30-10-2025 - CAP Theorem

In distributed systems, there is something called CAP Theorem.

Before looking at what CAP Theorem is about, let's try to understand what distributed systems means on a high-level.

Distributed computing, according to wiki:


Distributed computing is a field of computer science that studies distributed systems, defined as computer systems whose inter-communicating components are located on different networked computers

The main idea (at its simplest) is this - we have multiple nodes that are distributed across various regions. The only way these nodes can talk to each other is via the network.

So, what happens when the network is down? These distributed nodes can no longer talk to each other! This also means that the latest piece of information or data cannot be shared with the other nodes. So the question now - is it OK to continue, or no?

CAP Theorem

There are many detailed articles about CAP Theorem that probably explains it better than I do.
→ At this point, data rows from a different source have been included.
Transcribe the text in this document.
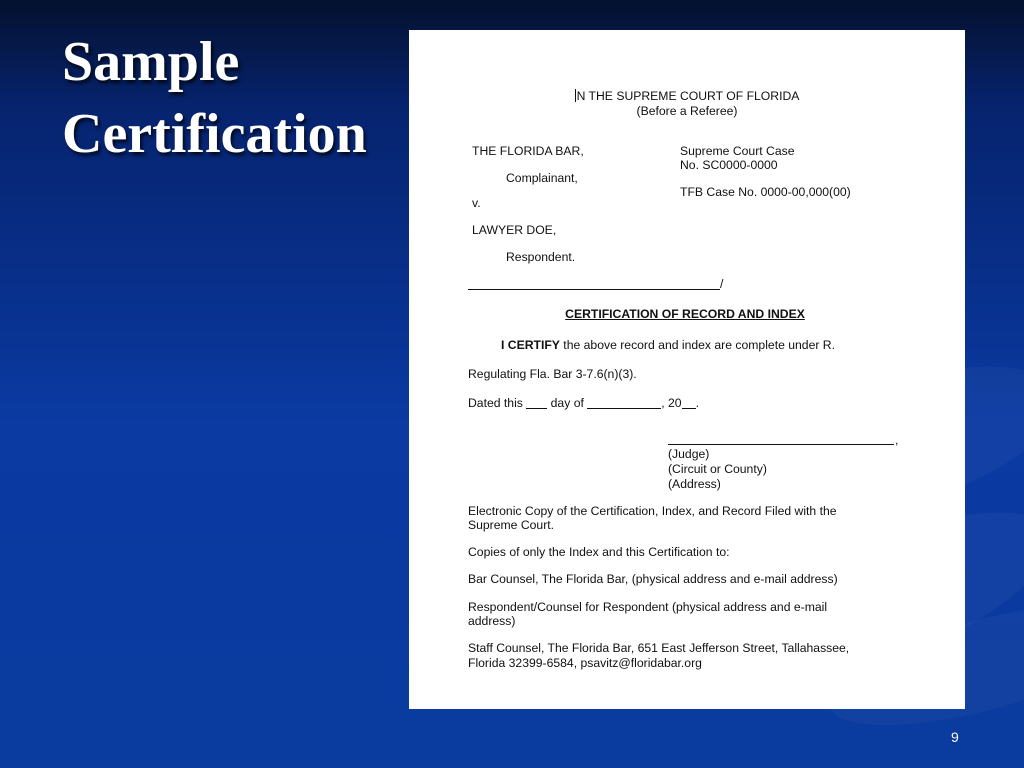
Sample
Certification
N THE SUPREME COURT OF FLORIDA
(Before a Referee)
THE FLORIDA BAR,
Complainant,
v.
LAWYER DOE,
Respondent.
/
Supreme Court Case
No. SC0000-0000
TFB Case No. 0000-00,000(00)
CERTIFICATION OF RECORD AND INDEX
I CERTIFY the above record and index are complete under R.
Regulating Fla. Bar 3-7.6(n)(3).
Dated this  day of	, 20 .
,
(Judge)
(Circuit or County)
(Address)
Electronic Copy of the Certification, Index, and Record Filed with the
Supreme Court.
Copies of only the Index and this Certification to:
Bar Counsel, The Florida Bar, (physical address and e-mail address)
Respondent/Counsel for Respondent (physical address and e-mail
address)
Staff Counsel, The Florida Bar, 651 East Jefferson Street, Tallahassee,
Florida 32399-6584, psavitz@floridabar.org
9
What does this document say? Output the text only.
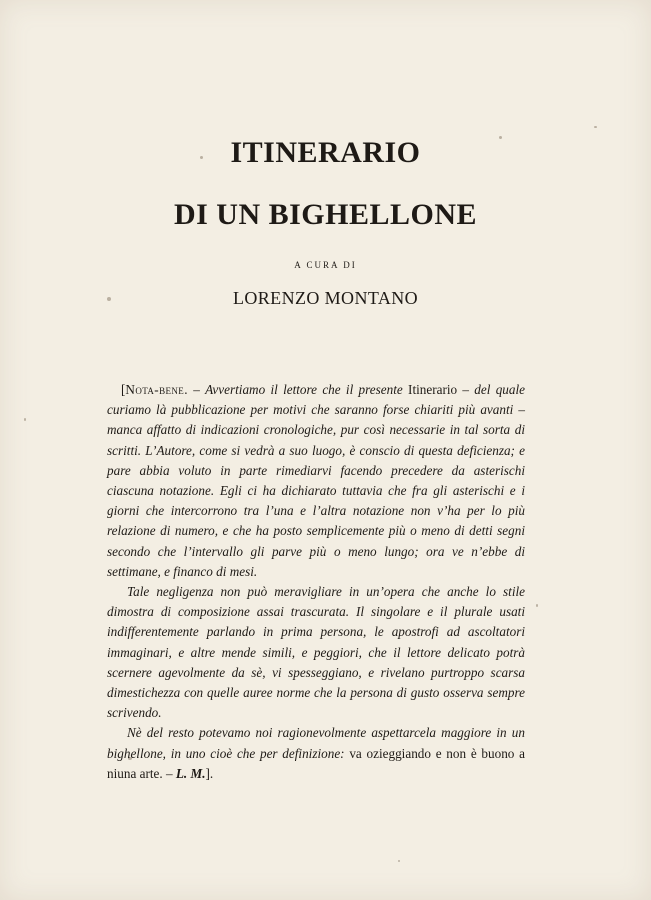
ITINERARIO
DI UN BIGHELLONE
A CURA DI
LORENZO MONTANO

[Nota-bene. – Avvertiamo il lettore che il presente Itinerario – del quale curiamo là pubblicazione per motivi che saranno forse chiariti più avanti – manca affatto di indicazioni cronologiche, pur così necessarie in tal sorta di scritti. L’Autore, come si vedrà a suo luogo, è conscio di questa deficienza; e pare abbia voluto in parte rimediarvi facendo precedere da asterischi ciascuna notazione. Egli ci ha dichiarato tuttavia che fra gli asterischi e i giorni che intercorrono tra l’una e l’altra notazione non v’ha per lo più relazione di numero, e che ha posto semplicemente più o meno di detti segni secondo che l’intervallo gli parve più o meno lungo; ora ve n’ebbe di settimane, e financo di mesi.

Tale negligenza non può meravigliare in un’opera che anche lo stile dimostra di composizione assai trascurata. Il singolare e il plurale usati indifferentemente parlando in prima persona, le apostrofi ad ascoltatori immaginari, e altre mende simili, e peggiori, che il lettore delicato potrà scernere agevolmente da sè, vi spesseggiano, e rivelano purtroppo scarsa dimestichezza con quelle auree norme che la persona di gusto osserva sempre scrivendo.

Nè del resto potevamo noi ragionevolmente aspettarcela maggiore in un bighellone, in uno cioè che per definizione: va ozieggiando e non è buono a niuna arte. – L. M.].
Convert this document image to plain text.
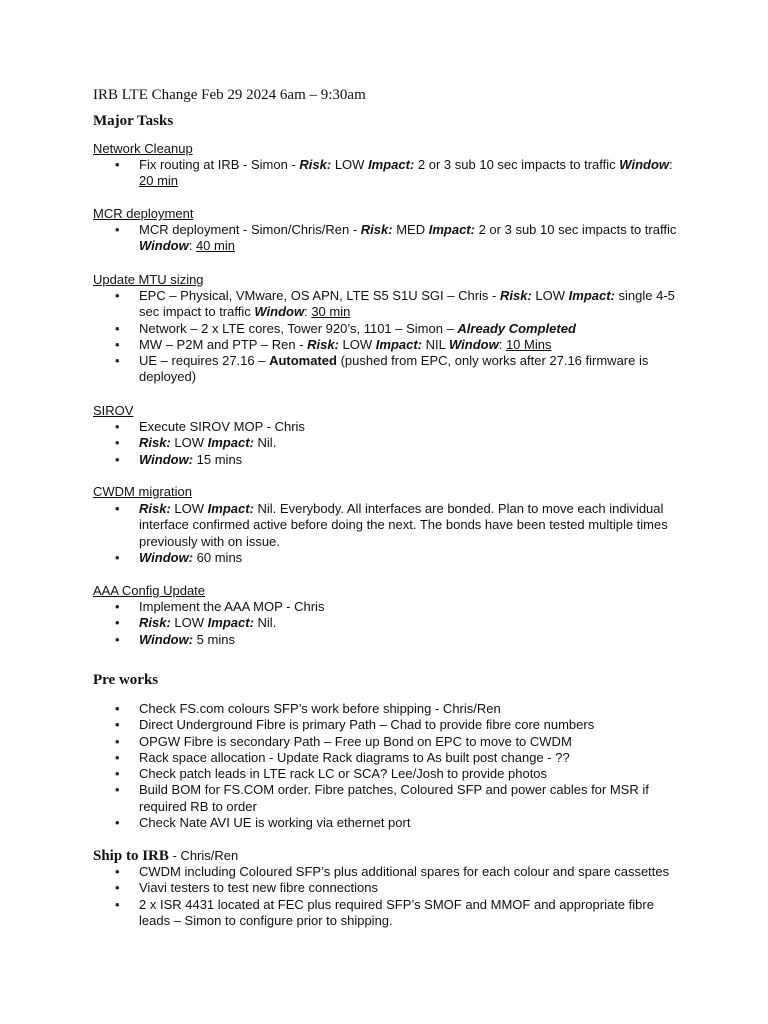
IRB LTE Change Feb 29 2024 6am – 9:30am
Major Tasks
Network Cleanup
• Fix routing at IRB - Simon - Risk: LOW Impact: 2 or 3 sub 10 sec impacts to traffic Window:
20 min
MCR deployment
• MCR deployment - Simon/Chris/Ren - Risk: MED Impact: 2 or 3 sub 10 sec impacts to traffic
Window: 40 min
Update MTU sizing
• EPC – Physical, VMware, OS APN, LTE S5 S1U SGI – Chris - Risk: LOW Impact: single 4-5 sec impact to traffic Window: 30 min
• Network – 2 x LTE cores, Tower 920’s, 1101 – Simon – Already Completed
• MW – P2M and PTP – Ren - Risk: LOW Impact: NIL Window: 10 Mins
• UE – requires 27.16 – Automated (pushed from EPC, only works after 27.16 firmware is deployed)
SIROV
• Execute SIROV MOP - Chris
• Risk: LOW Impact: Nil.
• Window: 15 mins
CWDM migration
• Risk: LOW Impact: Nil. Everybody. All interfaces are bonded. Plan to move each individual interface confirmed active before doing the next. The bonds have been tested multiple times previously with on issue.
• Window: 60 mins
AAA Config Update
• Implement the AAA MOP - Chris
• Risk: LOW Impact: Nil.
• Window: 5 mins
Pre works
• Check FS.com colours SFP’s work before shipping - Chris/Ren
• Direct Underground Fibre is primary Path – Chad to provide fibre core numbers
• OPGW Fibre is secondary Path – Free up Bond on EPC to move to CWDM
• Rack space allocation - Update Rack diagrams to As built post change - ??
• Check patch leads in LTE rack LC or SCA? Lee/Josh to provide photos
• Build BOM for FS.COM order. Fibre patches, Coloured SFP and power cables for MSR if required RB to order
• Check Nate AVI UE is working via ethernet port
Ship to IRB - Chris/Ren
• CWDM including Coloured SFP’s plus additional spares for each colour and spare cassettes
• Viavi testers to test new fibre connections
• 2 x ISR 4431 located at FEC plus required SFP’s SMOF and MMOF and appropriate fibre leads – Simon to configure prior to shipping.
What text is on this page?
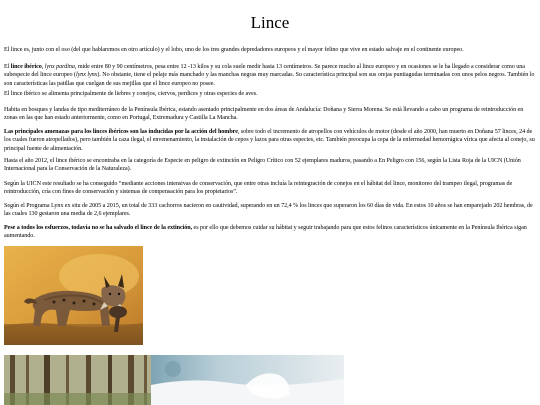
Lince

El lince es, junto con el oso (del que hablaremos en otro artículo) y el lobo, uno de los tres grandes depredadores europeos y el mayor felino que vive en estado salvaje en el continente europeo.

El lince ibérico, lynx pardina, mide entre 80 y 90 centímetros, pesa entre 12 -13 kilos y su cola suele medir hasta 13 centímetros. Se parece mucho al lince europeo y en ocasiones se le ha llegado a considerar como una subespecie del lince europeo (lynx lynx). No obstante, tiene el pelaje más manchado y las manchas negras muy marcadas. Su característica principal son sus orejas puntiagudas terminadas con unos pelos negros. También lo son características las patillas que cuelgan de sus mejillas que el lince europeo no posee.

El lince ibérico se alimenta principalmente de liebres y conejos, ciervos, perdices y otras especies de aves.

Habita en bosques y landas de tipo mediterráneo de la Península Ibérica, estando asentado principalmente en dos áreas de Andalucía: Doñana y Sierra Morena. Se está llevando a cabo un programa de reintroducción en zonas en las que han estado anteriormente, como en Portugal, Extremadura y Castilla La Mancha.

Las principales amenazas para los linces ibéricos son las inducidas por la acción del hombre, sobre todo el incremento de atropellos con vehículos de motor (desde el año 2000, han muerto en Doñana 57 linces, 24 de los cuales fueron atropellados), pero también la caza ilegal, el envenenamiento, la instalación de cepos y lazos para otras especies, etc. También preocupa la cepa de la enfermedad hemorrágica vírica que afecta al conejo, su principal fuente de alimentación.

Hasta el año 2012, el lince ibérico se encontraba en la categoría de Especie en peligro de extinción en Peligro Crítico con 52 ejemplares maduros, pasando a En Peligro con 156, según la Lista Roja de la UICN (Unión Internacional para la Conservación de la Naturaleza).

Según la UICN este resultado se ha conseguido “mediante acciones intensivas de conservación, que entre otras incluía la reintegración de conejos en el hábitat del lince, monitoreo del trampeo ilegal, programas de reintroducción, cría con fines de conservación y sistemas de compensación para los propietarios”.

Según el Programa Lynx ex situ de 2005 a 2015, un total de 333 cachorros nacieron en cautividad, superando en un 72,4 % los linces que superaron los 60 días de vida. En estos 10 años se han emparejado 202 hembras, de las cuales 130 gestaron una media de 2,6 ejemplares.

Pese a todos los esfuerzos, todavía no se ha salvado el lince de la extinción, es por ello que debemos cuidar su hábitat y seguir trabajando para que estos felinos característicos únicamente en la Península Ibérica sigan aumentando.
So, I will keep it simple here.

Consistency: All reads must be the most recent write or error.

This means that all nodes must know that the data it is reading is the most recent. If network is down, the nodes cannot know for sure that the data is the most recent. Thus, we stop processing until network is up again.

Example: booking a flight seat. It is preferred to ensure no seats are double booked!

Availability: Every request received by a non-failing node in the system must result in a response.

This means that we must at least give some response. Even if it is outdated, it is OK.

Example: posting a new photo on Instagram. Users cannot see the most recent photo uploaded, but can still see the older posts up ~5mins ago. It is OK.

(p.s.: this is also where eventually consistency comes in!)

Partition Tolerance: The system continues to operate despite an arbitrary number of messages being dropped (or delayed) by the network between nodes.

In distributed systems, partition tolerance is guaranteed as network failures are inevitable. Since we have to design for partition tolerance, we are forced to choose between guaranteeing Consistency (C) or Availability (A) when a network partition occurs.

Conclusion

CAP Theorem shows us the importance of deciding between high-availability and high-consistency. And since distributed systems must be designed to tolerate network partitions, we are forced to choose between Consistency (CP) and Availability (AP).

Deciding to go AP vs CP will ultimately affect various components of the system design.